Один из «друзей» – герой избранного дела, цель – его идол, по пути к ней отсекается все «лишнее», то есть неупорядоченно живое. Его аскетизм, порожденный бешеной жаждой самоутверждения, его патологическое бесстрашие (капли трусости не хватает ему как обаяния) – все в нем неинстинктивно, антиприродно. Его поразительная удачливость связана с неспособностью отвлечься, соблазниться, уклониться, протратиться на второстепенное; им всегда руководит тонкая выгода, возвышенная до безумного геройства. Под ледяными лучами его славы (этот человек – вулканолог, и он профессионально осуществляет себя как бы в горних сферах) корчится, петушится, тревожно ощупывает свою жизнь и душу другой, не слишком удачливый, вечно предпочитающий конечным целям попутные впечатления. Это повествователь, двойник автора. Препарируя «друга детства» и умело выявляя в нем скрытые червоточины, он на самом деле втайне завидует – нет, конечно, не «другу», а тому, суррогатом чего обладает его знаменитый однокашник. Это суррогат цельного смысла, суррогат четкой духовной структуры. Однако повесть робка, в ней как бы даже не предполагается идеальная точка отсчета; из спора между громкой деловитостью одного из «соперников» и оговорчивой, оглядчивой безалаберностью другого никакой истины не может родиться.

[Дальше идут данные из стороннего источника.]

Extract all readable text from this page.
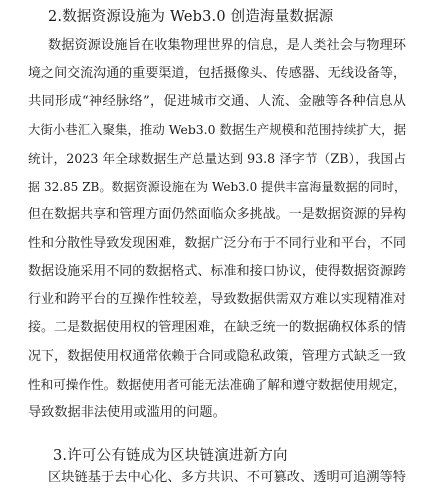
2.数据资源设施为 Web3.0 创造海量数据源
数据资源设施旨在收集物理世界的信息，是人类社会与物理环
境之间交流沟通的重要渠道，包括摄像头、传感器、无线设备等，
共同形成“神经脉络”，促进城市交通、人流、金融等各种信息从
大街小巷汇入聚集，推动 Web3.0 数据生产规模和范围持续扩大，据
统计，2023 年全球数据生产总量达到 93.8 泽字节（ZB），我国占
据 32.85 ZB。数据资源设施在为 Web3.0 提供丰富海量数据的同时，
但在数据共享和管理方面仍然面临众多挑战。一是数据资源的异构
性和分散性导致发现困难，数据广泛分布于不同行业和平台，不同
数据设施采用不同的数据格式、标准和接口协议，使得数据资源跨
行业和跨平台的互操作性较差，导致数据供需双方难以实现精准对
接。二是数据使用权的管理困难，在缺乏统一的数据确权体系的情
况下，数据使用权通常依赖于合同或隐私政策，管理方式缺乏一致
性和可操作性。数据使用者可能无法准确了解和遵守数据使用规定，
导致数据非法使用或滥用的问题。
3.许可公有链成为区块链演进新方向
区块链基于去中心化、多方共识、不可篡改、透明可追溯等特
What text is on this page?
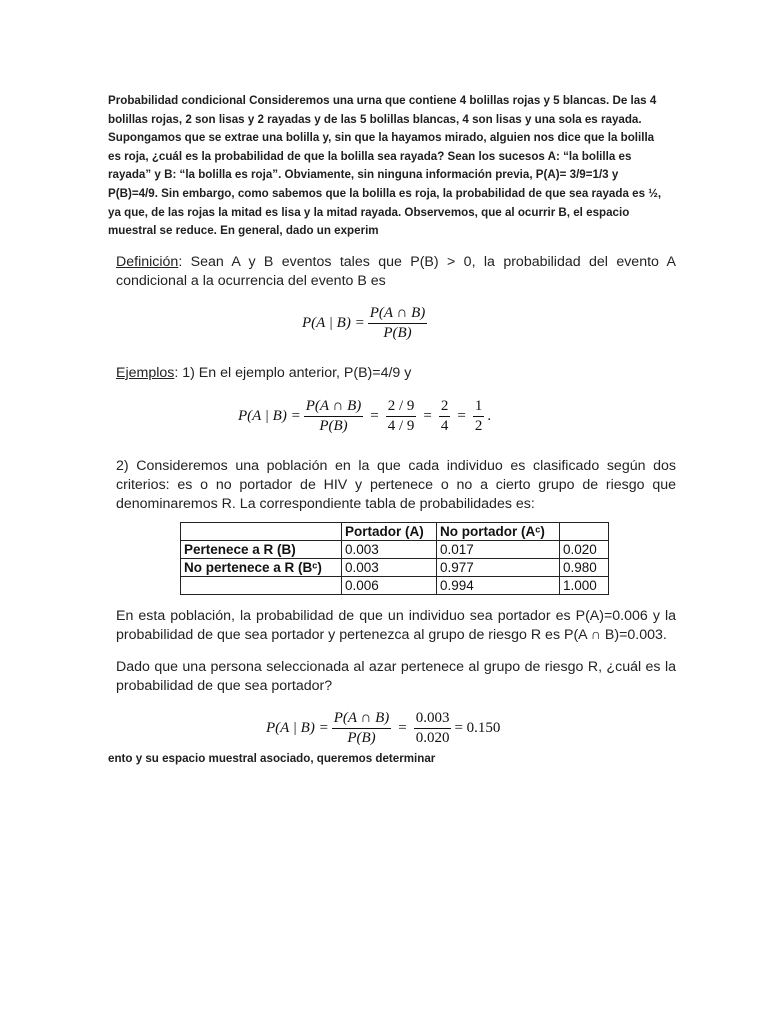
Probabilidad condicional Consideremos una urna que contiene 4 bolillas rojas y 5 blancas. De las 4 bolillas rojas, 2 son lisas y 2 rayadas y de las 5 bolillas blancas, 4 son lisas y una sola es rayada. Supongamos que se extrae una bolilla y, sin que la hayamos mirado, alguien nos dice que la bolilla es roja, ¿cuál es la probabilidad de que la bolilla sea rayada? Sean los sucesos A: “la bolilla es rayada” y B: “la bolilla es roja”. Obviamente, sin ninguna información previa, P(A)= 3/9=1/3 y P(B)=4/9. Sin embargo, como sabemos que la bolilla es roja, la probabilidad de que sea rayada es ½, ya que, de las rojas la mitad es lisa y la mitad rayada. Observemos, que al ocurrir B, el espacio muestral se reduce. En general, dado un experim
Definición: Sean A y B eventos tales que P(B) > 0, la probabilidad del evento A condicional a la ocurrencia del evento B es
P(A | $B) = \frac{P(A \cap B)}{P(B)}$
Ejemplos: 1) En el ejemplo anterior, P(B)=4/9 y
P(A | $B) = \frac{P(A \cap B)}{P(B)} = \frac{2 / 9}{4 / 9} = \frac{2}{4} = \frac{1}{2}$ .
2) Consideremos una población en la que cada individuo es clasificado según dos criterios: es o no portador de HIV y pertenece o no a cierto grupo de riesgo que denominaremos R. La correspondiente tabla de probabilidades es:
	Portador (A)	No portador (Aᶜ)	
Pertenece a R (B)	0.003	0.017	0.020
No pertenece a R (Bᶜ)	0.003	0.977	0.980
	0.006	0.994	1.000
En esta población, la probabilidad de que un individuo sea portador es P(A)=0.006 y la probabilidad de que sea portador y pertenezca al grupo de riesgo R es P(A ∩ B)=0.003.
Dado que una persona seleccionada al azar pertenece al grupo de riesgo R, ¿cuál es la probabilidad de que sea portador?
P(A | $B) = \frac{P(A \cap B)}{P(B)} = \frac{0.003}{0.020} = 0.150$
ento y su espacio muestral asociado, queremos determinar
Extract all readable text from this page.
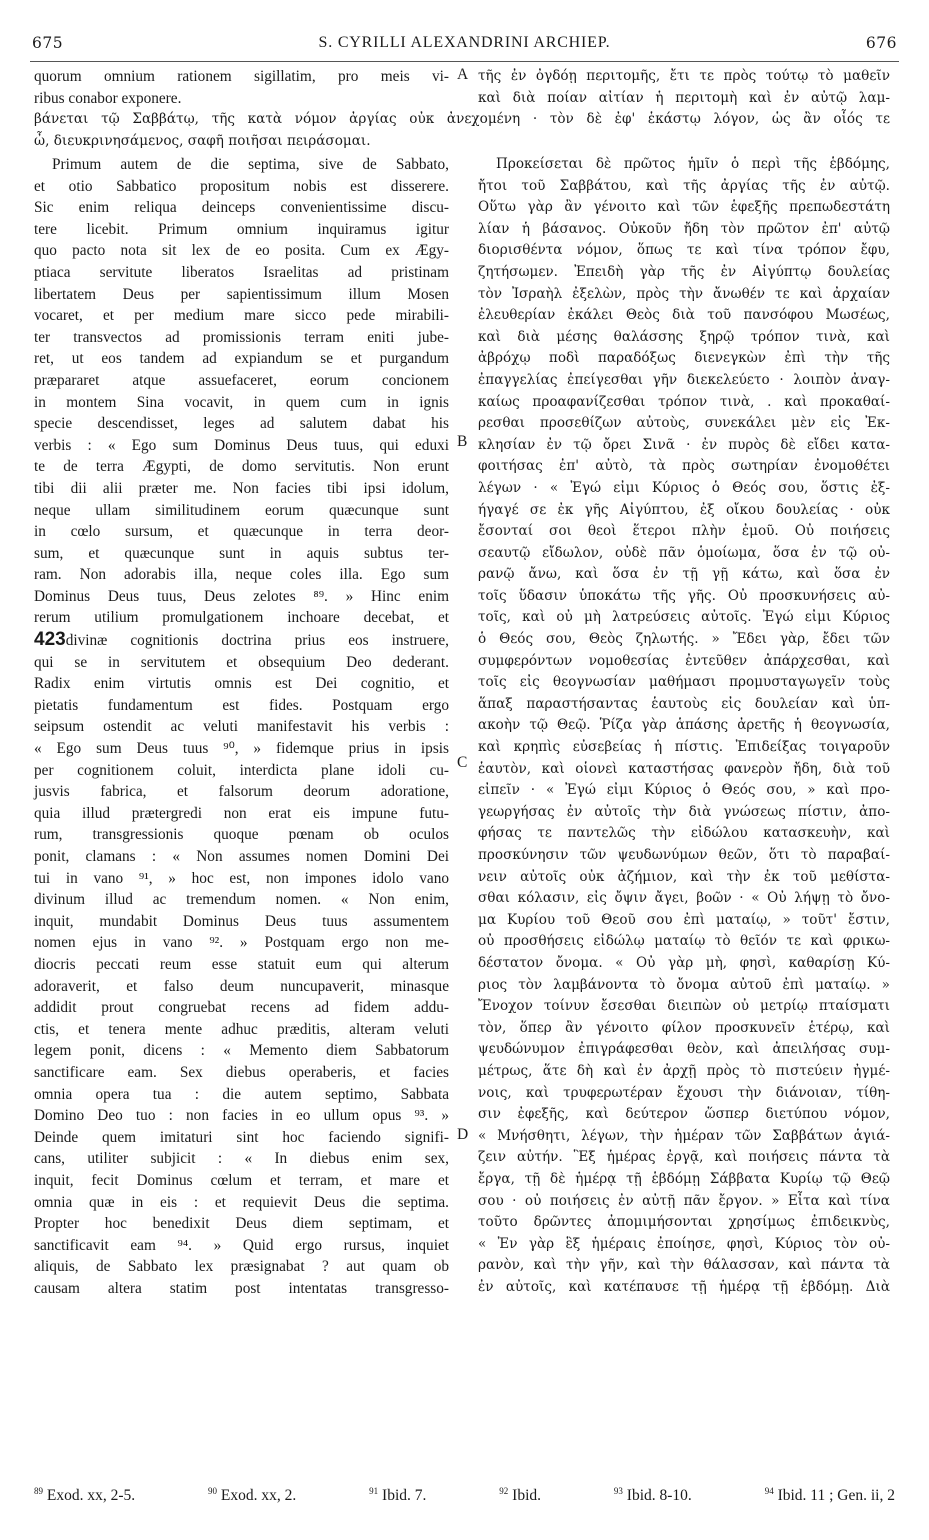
675	S. CYRILLI ALEXANDRINI ARCHIEP.	676

quorum omnium rationem sigillatim, pro meis vi-

ribus conabor exponere.

τῆς ἐν ὀγδόῃ περιτομῆς, ἔτι τε πρὸς τούτῳ τὸ μαθεῖν

καὶ διὰ ποίαν αἰτίαν ἡ περιτομὴ καὶ ἐν αὐτῷ λαμ-

βάνεται τῷ Σαββάτῳ, τῆς κατὰ νόμον ἀργίας οὐκ ἀνεχομένη · τὸν δὲ ἐφ' ἑκάστῳ λόγον, ὡς ἂν οἷός τε
ὦ, διευκρινησάμενος, σαφῆ ποιῆσαι πειράσομαι.

Primum autem de die septima, sive de Sabbato,

et otio Sabbatico propositum nobis est disserere.

Sic enim reliqua deinceps convenientissime discu-

tere licebit. Primum omnium inquiramus igitur

quo pacto nota sit lex de eo posita. Cum ex Ægy-

ptiaca servitute liberatos Israelitas ad pristinam

libertatem Deus per sapientissimum illum Mosen

vocaret, et per medium mare sicco pede mirabili-

ter transvectos ad promissionis terram eniti jube-

ret, ut eos tandem ad expiandum se et purgandum

præpararet atque assuefaceret, eorum concionem

in montem Sina vocavit, in quem cum in ignis

specie descendisset, leges ad salutem dabat his

verbis : « Ego sum Dominus Deus tuus, qui eduxi

te de terra Ægypti, de domo servitutis. Non erunt

tibi dii alii præter me. Non facies tibi ipsi idolum,

neque ullam similitudinem eorum quæcunque sunt

in cœlo sursum, et quæcunque in terra deor-

sum, et quæcunque sunt in aquis subtus ter-

ram. Non adorabis illa, neque coles illa. Ego sum

Dominus Deus tuus, Deus zelotes ⁸⁹. » Hinc enim

rerum utilium promulgationem inchoare decebat, et

423divinæ cognitionis doctrina prius eos instruere,

qui se in servitutem et obsequium Deo dederant.

Radix enim virtutis omnis est Dei cognitio, et

pietatis fundamentum est fides. Postquam ergo

seipsum ostendit ac veluti manifestavit his verbis :

« Ego sum Deus tuus ⁹⁰, » fidemque prius in ipsis

per cognitionem coluit, interdicta plane idoli cu-

jusvis fabrica, et falsorum deorum adoratione,

quia illud prætergredi non erat eis impune futu-

rum, transgressionis quoque pœnam ob oculos

ponit, clamans : « Non assumes nomen Domini Dei

tui in vano ⁹¹, » hoc est, non impones idolo vano

divinum illud ac tremendum nomen. « Non enim,

inquit, mundabit Dominus Deus tuus assumentem

nomen ejus in vano ⁹². » Postquam ergo non me-

diocris peccati reum esse statuit eum qui alterum

adoraverit, et falso deum nuncupaverit, minasque

addidit prout congruebat recens ad fidem addu-

ctis, et tenera mente adhuc præditis, alteram veluti

legem ponit, dicens : « Memento diem Sabbatorum

sanctificare eam. Sex diebus operaberis, et facies

omnia opera tua : die autem septimo, Sabbata

Domino Deo tuo : non facies in eo ullum opus ⁹³. »

Deinde quem imitaturi sint hoc faciendo signifi-

cans, utiliter subjicit : « In diebus enim sex,

inquit, fecit Dominus cœlum et terram, et mare et

omnia quæ in eis : et requievit Deus die septima.

Propter hoc benedixit Deus diem septimam, et

sanctificavit eam ⁹⁴. » Quid ergo rursus, inquiet

aliquis, de Sabbato lex præsignabat ? aut quam ob

causam altera statim post intentatas transgresso-

Προκείσεται δὲ πρῶτος ἡμῖν ὁ περὶ τῆς ἑβδόμης,

ἤτοι τοῦ Σαββάτου, καὶ τῆς ἀργίας τῆς ἐν αὐτῷ.

Οὕτω γὰρ ἂν γένοιτο καὶ τῶν ἑφεξῆς πρεπωδεστάτη

λίαν ἡ βάσανος. Οὐκοῦν ἤδη τὸν πρῶτον ἐπ' αὐτῷ

διορισθέντα νόμον, ὅπως τε καὶ τίνα τρόπον ἔφυ,

ζητήσωμεν. Ἐπειδὴ γὰρ τῆς ἐν Αἰγύπτῳ δουλείας

τὸν Ἰσραὴλ ἐξελὼν, πρὸς τὴν ἄνωθέν τε καὶ ἀρχαίαν

ἐλευθερίαν ἐκάλει Θεὸς διὰ τοῦ πανσόφου Μωσέως,

καὶ διὰ μέσης θαλάσσης ξηρῷ τρόπον τινὰ, καὶ

ἀβρόχῳ ποδὶ παραδόξως διενεγκὼν ἐπὶ τὴν τῆς

ἐπαγγελίας ἐπείγεσθαι γῆν διεκελεύετο · λοιπὸν ἀναγ-

καίως προαφανίζεσθαι τρόπον τινὰ, . καὶ προκαθαί-

ρεσθαι προσεθίζων αὐτοὺς, συνεκάλει μὲν εἰς Ἐκ-

κλησίαν ἐν τῷ ὄρει Σινᾶ · ἐν πυρὸς δὲ εἴδει κατα-

φοιτήσας ἐπ' αὐτὸ, τὰ πρὸς σωτηρίαν ἐνομοθέτει

λέγων · « Ἐγώ εἰμι Κύριος ὁ Θεός σου, ὅστις ἐξ-

ήγαγέ σε ἐκ γῆς Αἰγύπτου, ἐξ οἴκου δουλείας · οὐκ

ἔσονταί σοι θεοὶ ἕτεροι πλὴν ἐμοῦ. Οὐ ποιήσεις

σεαυτῷ εἴδωλον, οὐδὲ πᾶν ὁμοίωμα, ὅσα ἐν τῷ οὐ-

ρανῷ ἄνω, καὶ ὅσα ἐν τῇ γῇ κάτω, καὶ ὅσα ἐν

τοῖς ὕδασιν ὑποκάτω τῆς γῆς. Οὐ προσκυνήσεις αὐ-

τοῖς, καὶ οὐ μὴ λατρεύσεις αὐτοῖς. Ἐγώ εἰμι Κύριος

ὁ Θεός σου, Θεὸς ζηλωτής. » Ἔδει γὰρ, ἔδει τῶν

συμφερόντων νομοθεσίας ἐντεῦθεν ἀπάρχεσθαι, καὶ

τοῖς εἰς θεογνωσίαν μαθήμασι προμυσταγωγεῖν τοὺς

ἅπαξ παραστήσαντας ἑαυτοὺς εἰς δουλείαν καὶ ὑπ-

ακοὴν τῷ Θεῷ. Ῥίζα γὰρ ἁπάσης ἀρετῆς ἡ θεογνωσία,

καὶ κρηπὶς εὐσεβείας ἡ πίστις. Ἐπιδείξας τοιγαροῦν

ἑαυτὸν, καὶ οἱονεὶ καταστήσας φανερὸν ἤδη, διὰ τοῦ

εἰπεῖν · « Ἐγώ εἰμι Κύριος ὁ Θεός σου, » καὶ προ-

γεωργήσας ἐν αὐτοῖς τὴν διὰ γνώσεως πίστιν, ἀπο-

φήσας τε παντελῶς τὴν εἰδώλου κατασκευὴν, καὶ

προσκύνησιν τῶν ψευδωνύμων θεῶν, ὅτι τὸ παραβαί-

νειν αὐτοῖς οὐκ ἀζήμιον, καὶ τὴν ἐκ τοῦ μεθίστα-

σθαι κόλασιν, εἰς ὄψιν ἄγει, βοῶν · « Οὐ λήψῃ τὸ ὄνο-

μα Κυρίου τοῦ Θεοῦ σου ἐπὶ ματαίῳ, » τοῦτ' ἔστιν,

οὐ προσθήσεις εἰδώλῳ ματαίῳ τὸ θεῖόν τε καὶ φρικω-

δέστατον ὄνομα. « Οὐ γὰρ μὴ, φησὶ, καθαρίσῃ Κύ-

ριος τὸν λαμβάνοντα τὸ ὄνομα αὐτοῦ ἐπὶ ματαίῳ. »

Ἔνοχον τοίνυν ἔσεσθαι διειπὼν οὐ μετρίῳ πταίσματι

τὸν, ὅπερ ἂν γένοιτο φίλον προσκυνεῖν ἑτέρῳ, καὶ

ψευδώνυμον ἐπιγράφεσθαι θεὸν, καὶ ἀπειλήσας συμ-

μέτρως, ἅτε δὴ καὶ ἐν ἀρχῇ πρὸς τὸ πιστεύειν ἠγμέ-

νοις, καὶ τρυφερωτέραν ἔχουσι τὴν διάνοιαν, τίθη-

σιν ἐφεξῆς, καὶ δεύτερον ὥσπερ διετύπου νόμον,

« Μνήσθητι, λέγων, τὴν ἡμέραν τῶν Σαββάτων ἁγιά-

ζειν αὐτήν. Ἓξ ἡμέρας ἐργᾷ, καὶ ποιήσεις πάντα τὰ

ἔργα, τῇ δὲ ἡμέρᾳ τῇ ἑβδόμῃ Σάββατα Κυρίῳ τῷ Θεῷ

σου · οὐ ποιήσεις ἐν αὐτῇ πᾶν ἔργον. » Εἶτα καὶ τίνα

τοῦτο δρῶντες ἀπομιμήσονται χρησίμως ἐπιδεικνὺς,

« Ἐν γὰρ ἓξ ἡμέραις ἐποίησε, φησὶ, Κύριος τὸν οὐ-

ρανὸν, καὶ τὴν γῆν, καὶ τὴν θάλασσαν, καὶ πάντα τὰ

ἐν αὐτοῖς, καὶ κατέπαυσε τῇ ἡμέρᾳ τῇ ἑβδόμῃ. Διὰ

A
B
C
D
$^{89}$ Exod. xx, 2-5.	$^{90}$ Exod. xx, 2.	$^{91}$ Ibid. 7.	$^{92}$ Ibid.	$^{93}$ Ibid. 8-10.	$^{94}$ Ibid. 11 ; Gen. ii, 2
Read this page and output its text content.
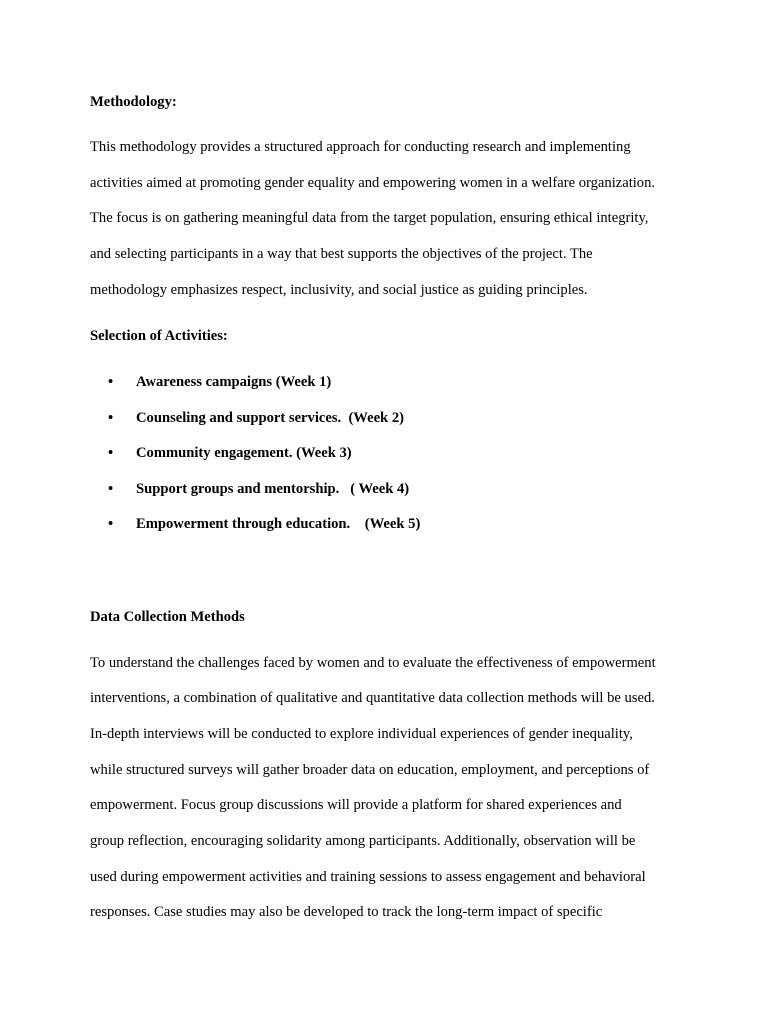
Methodology:
This methodology provides a structured approach for conducting research and implementing
activities aimed at promoting gender equality and empowering women in a welfare organization.
The focus is on gathering meaningful data from the target population, ensuring ethical integrity,
and selecting participants in a way that best supports the objectives of the project. The
methodology emphasizes respect, inclusivity, and social justice as guiding principles.
Selection of Activities:
• Awareness campaigns (Week 1)
• Counseling and support services.  (Week 2)
• Community engagement. (Week 3)
• Support groups and mentorship.   ( Week 4)
• Empowerment through education.    (Week 5)
Data Collection Methods
To understand the challenges faced by women and to evaluate the effectiveness of empowerment
interventions, a combination of qualitative and quantitative data collection methods will be used.
In-depth interviews will be conducted to explore individual experiences of gender inequality,
while structured surveys will gather broader data on education, employment, and perceptions of
empowerment. Focus group discussions will provide a platform for shared experiences and
group reflection, encouraging solidarity among participants. Additionally, observation will be
used during empowerment activities and training sessions to assess engagement and behavioral
responses. Case studies may also be developed to track the long-term impact of specific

В «Дачной местности» («Жизнь в ветреную погоду») Битов ищет подходы опять-таки к восстановлению цельности. Это повесть о повести. Более того, очевидно, повесть, которую пишет герой, и повесть, которую мы читаем, – одна и та же. Она зарождается, так сказать, биологически зачинается на наших глазах – в бесцельных, по-видимому, качаниях мысли, в ненаправленных дрожаниях чувства, посреди прихотливых попыток рвануться и раздробиться во все стороны, уйти от императива внутренней собранности. Душа не полагает себе никакой задачи, и у нее нет причин, нет твердых оснований отдать чему-либо предпочтение: жене или какому-то отдаленному певучему женскому зову, работе или игрушечному пистолету. Все прекрасно, все заманчиво дразнит чувствительность, и все недостижимо уплывает куда-то, предательски уносимое вроде бы неторопливым временем: день да ночь – сутки прочь.
И вот сама жизнь прочерчивает сквозь эту сумятицу, сквозь точечный рой мгновений свою суровую прямую – кратчайшее расстояние между двумя точками, между старым отцом и маленьким сыном героя. Тот волей-неволей оказывается на оси, на ветру, на сквозной линии жизненной тяги. И вся душевная сутолока, утомительно разнообразная, неразборчиво богатая, неожиданно насаживается на скрепы вины и благодарности. Это неизбежная вина перед отцом – за то, что он стар, а ты молод, вина крепкого тела перед изношенным; вина за то, что отец наивен, а раздражение так трудно скрыть, за то, что старик влюбленно заискивает перед сыном и откровенно гордится им, а у сына нет причин гордиться собой, и отцовское тщеславие – как счет, который никогда не будет оплачен. И благодарность собственному малышу – за то, что, устремляясь вслед его младенческому взгляду, старший возвращает себе живой и настоящий мир («“Видишь, речка?” – сын смотрел на речку… и это действительно была речка».), за доверительную и бессознательную щедрость этого подарка. Короче, сын своего отца и отец своего сына, когда в какое-то мгновение в его душе совмещаются эти жизненные позиции, испытывает вину за отчужденность и благодарность за общение – прототипы всякой человеческой вины и благодарности.
И эти простые чувства вдруг придают миру окрест героя естественный порядок, мгновенную определенность и нестеснительное воздушное благоустройство («Симметрия, казалось бы, случайная… все это как бы на одной оси, совпавшей с взглядом и ветром, объединенное куполом неба, как легатой…»). Даже баловство, ленивое томление, неприкаянность, раздражение и суета группируются вокруг этой точки в нечто совсем не бессмысленное, а плодотворное – в данном случае ведущее к рождению книги. Кровеносные сосуды жизни без всякой избирательности и брезгливости пронизывают собою все; рассасывается граница между главным и второстепенным, между делом и забавой (мучившая героя в начале повести).
В конце «Дачной местности» герой садится за стол и испытывает долгожданное счастье работы, непринужденной и не отделенной от всего остального, – работы, которую мудрая неразборчивость жизни не обошла своим покровительством. Но зная, что́ он напишет (то, что мы только что прочли), не вполне разделяешь его радость. Обращенность искусства на свой собственный процесс всегда сомнительна – как слишком исключительный и приватный выход из тревог, имеющих общее значение. «Симметрия», равновесие, достигнутые в «Дачной местности», действительно оказались «случайными», непрочными, как бы заведомо неспособными исполнить обещанное.